Prabhakaran explicitly stated that an armed struggle is the only way to resist asymmetric warfare, in which one side, that of the Sri Lankan government, is armed and the other comparatively unarmed. He argued that he chose military means only after observing that non–violent means have been ineffectual and obsolete, especially after the Thileepan incident. Thileepan, a Lt. colonel rank officer adopted Gandhian means to protest against the IPKF killings by staging a fast unto death from 15 September 1987, and by abstaining from food or water until 26 September, when he died in front of thousands of Tamils who had come there to fast along with him.

Tactically, Prabhakaran perfected the recruitment and use of suicide bomber units. His fighters usually took no prisoners and were notorious for assaults that often left every single enemy soldier dead. Interpol described him as someone who was "very alert, known to use disguise and capable of handling sophisticated weaponry and explosives." He was called a "military genius" by western military experts.

==Personal life==
Prabhakaran was married to Mathivathani Erambu on 1 October 1984 at Tirupporur, near Chennai.

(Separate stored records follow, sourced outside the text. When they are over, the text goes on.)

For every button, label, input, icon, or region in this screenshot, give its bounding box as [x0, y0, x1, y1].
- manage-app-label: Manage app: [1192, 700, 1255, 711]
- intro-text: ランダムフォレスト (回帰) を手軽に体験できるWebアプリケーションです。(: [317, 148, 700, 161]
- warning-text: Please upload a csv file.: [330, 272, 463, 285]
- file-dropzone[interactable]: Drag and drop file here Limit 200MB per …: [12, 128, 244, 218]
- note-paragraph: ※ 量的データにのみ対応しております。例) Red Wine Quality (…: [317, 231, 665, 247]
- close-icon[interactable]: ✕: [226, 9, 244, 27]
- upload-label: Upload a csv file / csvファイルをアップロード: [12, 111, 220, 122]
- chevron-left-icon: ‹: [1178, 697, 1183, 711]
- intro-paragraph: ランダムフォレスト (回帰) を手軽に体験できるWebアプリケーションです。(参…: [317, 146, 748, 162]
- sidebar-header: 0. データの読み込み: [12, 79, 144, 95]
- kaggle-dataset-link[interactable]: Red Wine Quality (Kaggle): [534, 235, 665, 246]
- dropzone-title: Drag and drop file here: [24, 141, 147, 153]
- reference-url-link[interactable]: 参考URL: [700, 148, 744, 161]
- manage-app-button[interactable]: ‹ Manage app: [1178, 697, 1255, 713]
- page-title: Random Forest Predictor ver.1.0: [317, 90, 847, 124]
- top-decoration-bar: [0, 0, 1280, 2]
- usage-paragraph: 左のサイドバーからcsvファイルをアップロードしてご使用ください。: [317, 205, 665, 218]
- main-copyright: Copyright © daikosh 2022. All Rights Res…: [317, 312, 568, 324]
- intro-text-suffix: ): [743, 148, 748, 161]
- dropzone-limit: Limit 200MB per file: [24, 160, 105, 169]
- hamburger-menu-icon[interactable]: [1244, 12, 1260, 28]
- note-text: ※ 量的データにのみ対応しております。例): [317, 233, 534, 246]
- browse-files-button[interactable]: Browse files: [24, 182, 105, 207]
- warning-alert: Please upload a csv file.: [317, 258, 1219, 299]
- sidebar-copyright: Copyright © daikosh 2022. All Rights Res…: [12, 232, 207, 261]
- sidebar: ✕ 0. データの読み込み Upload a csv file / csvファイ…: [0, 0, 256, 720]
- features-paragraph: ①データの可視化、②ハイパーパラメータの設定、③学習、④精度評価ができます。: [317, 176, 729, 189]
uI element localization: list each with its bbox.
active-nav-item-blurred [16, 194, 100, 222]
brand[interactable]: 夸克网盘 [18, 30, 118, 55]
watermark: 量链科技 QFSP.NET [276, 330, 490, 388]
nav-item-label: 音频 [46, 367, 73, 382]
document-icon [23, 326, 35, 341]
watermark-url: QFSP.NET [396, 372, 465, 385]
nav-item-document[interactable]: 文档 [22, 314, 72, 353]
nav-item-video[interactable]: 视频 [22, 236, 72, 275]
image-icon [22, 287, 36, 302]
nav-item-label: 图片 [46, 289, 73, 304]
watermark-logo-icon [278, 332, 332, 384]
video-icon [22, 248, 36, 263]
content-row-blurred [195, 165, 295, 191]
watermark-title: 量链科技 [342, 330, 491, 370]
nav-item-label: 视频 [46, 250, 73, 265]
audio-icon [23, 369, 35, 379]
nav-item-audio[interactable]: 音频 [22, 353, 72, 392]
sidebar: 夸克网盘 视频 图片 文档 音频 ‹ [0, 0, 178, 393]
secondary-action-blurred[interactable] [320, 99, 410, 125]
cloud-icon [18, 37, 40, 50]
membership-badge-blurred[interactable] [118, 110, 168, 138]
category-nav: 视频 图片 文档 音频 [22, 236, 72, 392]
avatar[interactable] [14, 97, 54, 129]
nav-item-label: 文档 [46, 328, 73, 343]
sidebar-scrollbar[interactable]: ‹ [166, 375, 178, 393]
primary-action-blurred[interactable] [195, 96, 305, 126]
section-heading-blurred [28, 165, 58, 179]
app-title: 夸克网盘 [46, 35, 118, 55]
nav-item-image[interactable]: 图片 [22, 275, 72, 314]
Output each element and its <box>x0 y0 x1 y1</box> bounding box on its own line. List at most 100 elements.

The military spokesman Udaya Nanayakkara said in May 2009 that there was no information about the whereabouts of the remaining members of Prabhakaran's family. "We have not found their bodies and have no information about them," he said. It is thought that the entire family was wiped out, although the bodies of Mathivathani and Duvaraga were never found. His 12-year old son Balachandran was allegedly executed.

Prabhakaran's parents, Thiruvenkadam Velupillai and Parvathi, both in their 70s, were found in the Menik Farm camp for displaced people near the town of Vavuniya. The Sri Lankan military and the government gave public assurances that they would not be interrogated, harmed or ill-treated. They were taken into Sri Lankan military custody until Vellupillai's death in January 2010. Prabhakaran has a sister, Vinodini Rajendaran.

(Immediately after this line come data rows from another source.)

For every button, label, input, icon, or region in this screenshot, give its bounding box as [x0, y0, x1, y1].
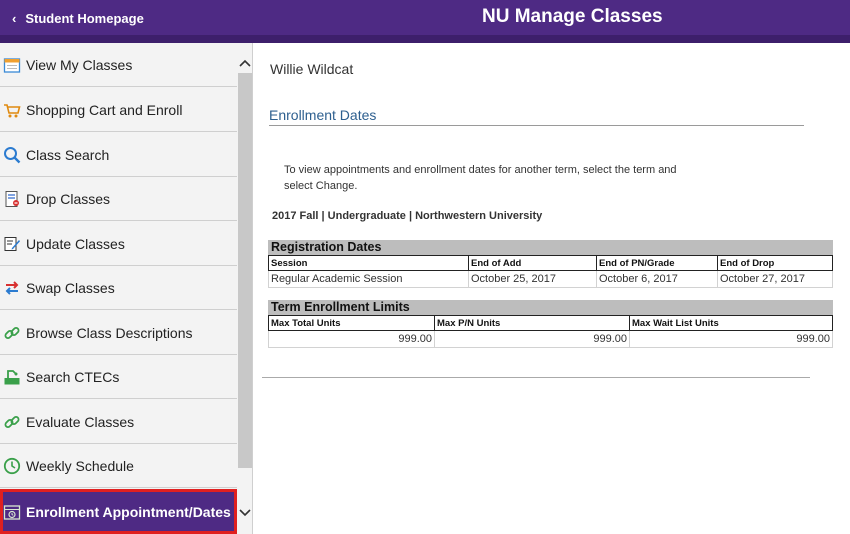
sidebar-item-enrollment-appointment-dates[interactable]: Enrollment Appointment/Dates: [0, 489, 237, 534]
link-icon: [2, 412, 22, 432]
sidebar-scrollbar-thumb[interactable]: [238, 73, 252, 468]
registration-dates-grid: Registration Dates Session End of Add En…: [268, 240, 833, 288]
page-title: NU Manage Classes: [482, 6, 663, 27]
term-label: 2017 Fall | Undergraduate | Northwestern…: [272, 210, 543, 222]
scroll-down-button[interactable]: [238, 505, 252, 521]
clock-icon: [2, 456, 22, 476]
sidebar-item-view-my-classes[interactable]: View My Classes: [0, 43, 237, 87]
table-row: Regular Academic Session October 25, 201…: [268, 270, 833, 288]
link-icon: [2, 323, 22, 343]
divider: [262, 377, 810, 378]
table-cell: October 6, 2017: [596, 270, 718, 288]
term-enrollment-limits-grid: Term Enrollment Limits Max Total Units M…: [268, 300, 833, 348]
sidebar-item-class-search[interactable]: Class Search: [0, 133, 237, 177]
column-header: End of Drop: [717, 255, 833, 271]
scroll-up-button[interactable]: [238, 55, 252, 71]
sidebar-item-label: Drop Classes: [26, 190, 111, 207]
calendar-icon: [2, 55, 22, 75]
sidebar-item-label: Search CTECs: [26, 368, 120, 385]
appointment-calendar-icon: [2, 502, 22, 522]
main-content: Willie Wildcat Enrollment Dates To view …: [254, 43, 850, 534]
table-cell: 999.00: [434, 330, 630, 348]
student-homepage-back-button[interactable]: ‹ Student Homepage: [12, 9, 144, 27]
sidebar-item-label: Weekly Schedule: [26, 457, 134, 474]
sidebar: View My Classes Shopping Cart and Enroll…: [0, 43, 253, 534]
section-title: Enrollment Dates: [269, 107, 804, 126]
sidebar-item-weekly-schedule[interactable]: Weekly Schedule: [0, 444, 237, 488]
sidebar-item-label: View My Classes: [26, 56, 133, 73]
sidebar-item-browse-class-descriptions[interactable]: Browse Class Descriptions: [0, 311, 237, 355]
chevron-up-icon: [239, 59, 251, 67]
sidebar-item-evaluate-classes[interactable]: Evaluate Classes: [0, 400, 237, 444]
table-cell: Regular Academic Session: [268, 270, 469, 288]
column-header: End of PN/Grade: [596, 255, 718, 271]
top-bar: ‹ Student Homepage NU Manage Classes: [0, 0, 850, 35]
sidebar-item-label: Class Search: [26, 146, 110, 163]
grid-caption: Registration Dates: [268, 240, 833, 255]
grid-caption: Term Enrollment Limits: [268, 300, 833, 315]
sidebar-item-label: Shopping Cart and Enroll: [26, 101, 183, 118]
table-cell: 999.00: [268, 330, 435, 348]
sidebar-item-update-classes[interactable]: Update Classes: [0, 222, 237, 266]
sidebar-item-label: Browse Class Descriptions: [26, 324, 193, 341]
table-cell: October 27, 2017: [717, 270, 833, 288]
sidebar-item-search-ctecs[interactable]: Search CTECs: [0, 355, 237, 399]
edit-icon: [2, 234, 22, 254]
column-header: Max Total Units: [268, 315, 435, 331]
swap-arrows-icon: [2, 278, 22, 298]
instructions-text: To view appointments and enrollment date…: [284, 164, 677, 192]
chevron-left-icon: ‹: [12, 10, 17, 26]
sidebar-item-shopping-cart[interactable]: Shopping Cart and Enroll: [0, 88, 237, 132]
student-name: Willie Wildcat: [270, 61, 354, 77]
column-header: End of Add: [468, 255, 597, 271]
sidebar-item-label: Evaluate Classes: [26, 413, 135, 430]
shopping-cart-icon: [2, 100, 22, 120]
table-cell: October 25, 2017: [468, 270, 597, 288]
chevron-down-icon: [239, 509, 251, 517]
sidebar-item-swap-classes[interactable]: Swap Classes: [0, 266, 237, 310]
sidebar-item-label: Update Classes: [26, 235, 125, 252]
sidebar-item-label: Enrollment Appointment/Dates: [26, 503, 231, 520]
ctec-icon: [2, 367, 22, 387]
sidebar-item-drop-classes[interactable]: Drop Classes: [0, 177, 237, 221]
column-header: Max Wait List Units: [629, 315, 833, 331]
column-header: Max P/N Units: [434, 315, 630, 331]
header-subbar: [0, 35, 850, 43]
table-row: 999.00 999.00 999.00: [268, 330, 833, 348]
search-icon: [2, 145, 22, 165]
sidebar-item-label: Swap Classes: [26, 279, 115, 296]
back-label: Student Homepage: [25, 10, 144, 26]
table-cell: 999.00: [629, 330, 833, 348]
drop-list-icon: [2, 189, 22, 209]
column-header: Session: [268, 255, 469, 271]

One of Prabhakaran's personal bodyguards was Captain Mayuran (Saba), who served in his close protection unit in the early 1990s and was killed in the Battle of Pooneryn in 1993.

===Other names===
Prabhakaran had over the years built up the LTTE into a powerful movement running a shadow state and had acquired the status of being "Thesiya Thalaivar" (National Leader of the Land). He was called thambi, meaning "younger brother", by Eelam Tamil elders, which was also his pet name since he was the youngest in his family. He was also called as Anna/Annai, meaning 'elder brother' by his younger cadets and the younger Eelam Tamil people. Prabhakaran was also called "Karikalan" for his bravery and his administration (in reference to Karikala Chola, a famous Chola king who ruled in Sangam Age). He was additionally raised to divine status as Sooriyathevan (God of the Sun) by his followers. This was a title used by some of his supporters and within the LTTE to emphasize his leadership and charisma. Prabhakaran was a controversial figure and his moniker as "Sooriyathevan" was symbolic rather than a religious or widely accepted title.